Building a better margarita and carving a flavorful path to summer fun

Kevin Hopper regards margaritas as holy to the summer ritual, and demands full reverence when shaking them at Capitol Bar on West State Street.
Kevin Hopper regards margaritas as holy to the summer ritual, and demands full reverence when shaking them at Capitol Bar on West State Street. For the Statesman

If you are one to throw the occasional backyard shindig, you likely know your way around a margarita recipe. And to be frank, I’m not talking about cheap tequila and Mr. & Mrs. T Margarita Mix. Please don’t stoop to that level for your guests. There is a simpler and better-tasting approach that will garner much more conversation and lasting memories.

I’m talking about fresh lime juice (no substitutes), a sweet element and tequila. That sweetness could come in the form of sugar, simple syrup or an orange liqueur such as Cointreau or Grand Marnier. My new very affordable favorite is Naranja Orange Liqueur as a substitute for Cointreau or Triple Sec.

Fresh lime juice makes a world of difference, and since the citrus and sugar elements are separate ingredients, it lends the bartender more freedom to have discretion over how sweet or tart the final product is.

I have always maintained that the simplest margarita recipe is half an ounce each of fresh-squeezed lime juice and simple syrup (equal parts sugar and water), and 2 ounces of premium tequila. Shake in a cocktail shaker for a good 30 seconds and dump it all in a big glass (salt-rimmed or not). You can’t go wrong.

However, the margarita is an iconic and simple summer cocktail, and one that is rife to individual interpretation. I am not one to mess around with classic cocktail recipes, but I have been playing around with margarita interpretations lately, just because.

The one that I have settled on, and placed on the new signature cocktail menu at Capitol Bar, is called El Capitan. It brings into play another sweet, yet familiar, flavor in pineapple juice, and the not-so-familiar herbal element of green chartreuse. The former lends a summery, tropical aspect to the drink, while the latter introduces a reedy, organic flavor that effectively cuts through the sweetness and creates a unique and satisfying balance. Add in the subtle spicy touch of serrano pepper simple syrup, and you have a showstopper in the works.

This is unmistakably a margarita recipe, but just a little bit different. Different enough to make your guests do a double-take after the first sip, lean in and give you a nod of approval. And isn’t that all a backyard party host is looking for?

If this performs well at your next outdoor soirée, think about experimenting with more obscure liqueurs, such as yellow chartreuse, Galliano, Benedictine or Dubonnet.
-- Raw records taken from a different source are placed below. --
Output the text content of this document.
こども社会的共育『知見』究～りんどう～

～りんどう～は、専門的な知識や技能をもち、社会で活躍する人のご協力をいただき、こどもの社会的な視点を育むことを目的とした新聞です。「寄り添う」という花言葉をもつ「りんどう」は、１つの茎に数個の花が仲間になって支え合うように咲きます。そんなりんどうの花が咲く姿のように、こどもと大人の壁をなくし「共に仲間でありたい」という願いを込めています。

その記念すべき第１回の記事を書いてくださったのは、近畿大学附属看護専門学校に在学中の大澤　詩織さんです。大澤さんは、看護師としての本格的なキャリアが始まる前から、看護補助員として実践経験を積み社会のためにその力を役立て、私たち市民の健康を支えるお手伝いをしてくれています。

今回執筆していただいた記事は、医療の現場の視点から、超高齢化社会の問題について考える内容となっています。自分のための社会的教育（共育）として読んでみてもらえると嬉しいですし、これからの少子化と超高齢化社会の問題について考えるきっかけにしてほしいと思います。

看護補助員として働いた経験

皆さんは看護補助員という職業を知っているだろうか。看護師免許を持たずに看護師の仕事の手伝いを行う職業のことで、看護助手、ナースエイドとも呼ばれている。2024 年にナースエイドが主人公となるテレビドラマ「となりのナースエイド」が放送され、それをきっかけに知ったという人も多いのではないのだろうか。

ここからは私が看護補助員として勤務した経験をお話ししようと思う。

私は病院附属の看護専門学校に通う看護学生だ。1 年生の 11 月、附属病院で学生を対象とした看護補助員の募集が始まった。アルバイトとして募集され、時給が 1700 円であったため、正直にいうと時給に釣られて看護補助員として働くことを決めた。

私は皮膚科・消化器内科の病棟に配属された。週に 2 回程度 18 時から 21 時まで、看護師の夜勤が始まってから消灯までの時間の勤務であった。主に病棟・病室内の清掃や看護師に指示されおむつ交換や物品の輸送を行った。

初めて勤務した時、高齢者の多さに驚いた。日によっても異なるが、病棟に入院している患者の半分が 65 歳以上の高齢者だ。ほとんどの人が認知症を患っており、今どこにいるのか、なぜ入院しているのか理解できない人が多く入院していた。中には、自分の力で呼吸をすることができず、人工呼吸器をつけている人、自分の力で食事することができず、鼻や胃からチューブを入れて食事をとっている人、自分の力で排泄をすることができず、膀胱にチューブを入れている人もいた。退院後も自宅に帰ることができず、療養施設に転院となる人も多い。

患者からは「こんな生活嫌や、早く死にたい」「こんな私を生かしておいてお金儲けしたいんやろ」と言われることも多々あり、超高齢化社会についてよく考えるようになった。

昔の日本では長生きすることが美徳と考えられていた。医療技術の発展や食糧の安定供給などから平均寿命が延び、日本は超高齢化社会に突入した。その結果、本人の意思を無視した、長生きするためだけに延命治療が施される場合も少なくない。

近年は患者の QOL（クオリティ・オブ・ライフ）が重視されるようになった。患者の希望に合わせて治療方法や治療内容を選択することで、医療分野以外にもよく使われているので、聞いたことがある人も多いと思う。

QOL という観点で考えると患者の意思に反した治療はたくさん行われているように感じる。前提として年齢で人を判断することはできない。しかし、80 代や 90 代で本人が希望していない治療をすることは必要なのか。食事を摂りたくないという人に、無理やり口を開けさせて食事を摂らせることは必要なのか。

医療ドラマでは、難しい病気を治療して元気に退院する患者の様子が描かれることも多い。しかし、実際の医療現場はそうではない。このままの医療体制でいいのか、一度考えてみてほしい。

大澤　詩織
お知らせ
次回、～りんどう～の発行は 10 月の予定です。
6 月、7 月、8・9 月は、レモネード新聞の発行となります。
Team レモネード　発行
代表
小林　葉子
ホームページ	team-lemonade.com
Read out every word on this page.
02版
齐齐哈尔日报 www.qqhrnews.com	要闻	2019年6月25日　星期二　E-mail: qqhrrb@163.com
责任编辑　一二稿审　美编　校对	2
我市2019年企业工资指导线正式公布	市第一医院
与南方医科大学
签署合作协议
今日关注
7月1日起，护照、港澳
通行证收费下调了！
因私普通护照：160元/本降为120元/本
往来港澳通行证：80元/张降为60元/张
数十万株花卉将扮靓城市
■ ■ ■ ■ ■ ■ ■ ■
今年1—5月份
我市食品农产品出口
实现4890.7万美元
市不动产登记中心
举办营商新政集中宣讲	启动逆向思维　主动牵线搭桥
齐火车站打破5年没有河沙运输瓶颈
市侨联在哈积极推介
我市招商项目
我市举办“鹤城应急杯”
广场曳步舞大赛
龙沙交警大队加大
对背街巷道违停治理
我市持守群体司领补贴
Subtlety is key here, with a keen eye for striking just the right balance between sweet and sour. As for salt, just throw a pinch in the finished cocktail rather than taking the time to rim the glass. As they say, six of one, half dozen of the other.

El Capitan

2 ounces Lunazul Blanco Tequila

1 ounce Pineapple juice

.5 ounces Green Chartreuse

.5 ounces Lime juice

.5 ounces Serrano syrup

Measure all ingredients into a cocktail shaker. Add ice and shake for 30 seconds. Strain into large rocks glass filled with ice and garnish with a pineapple wedge and maraschino cherry. Enjoy each drop. Repeat as necessary.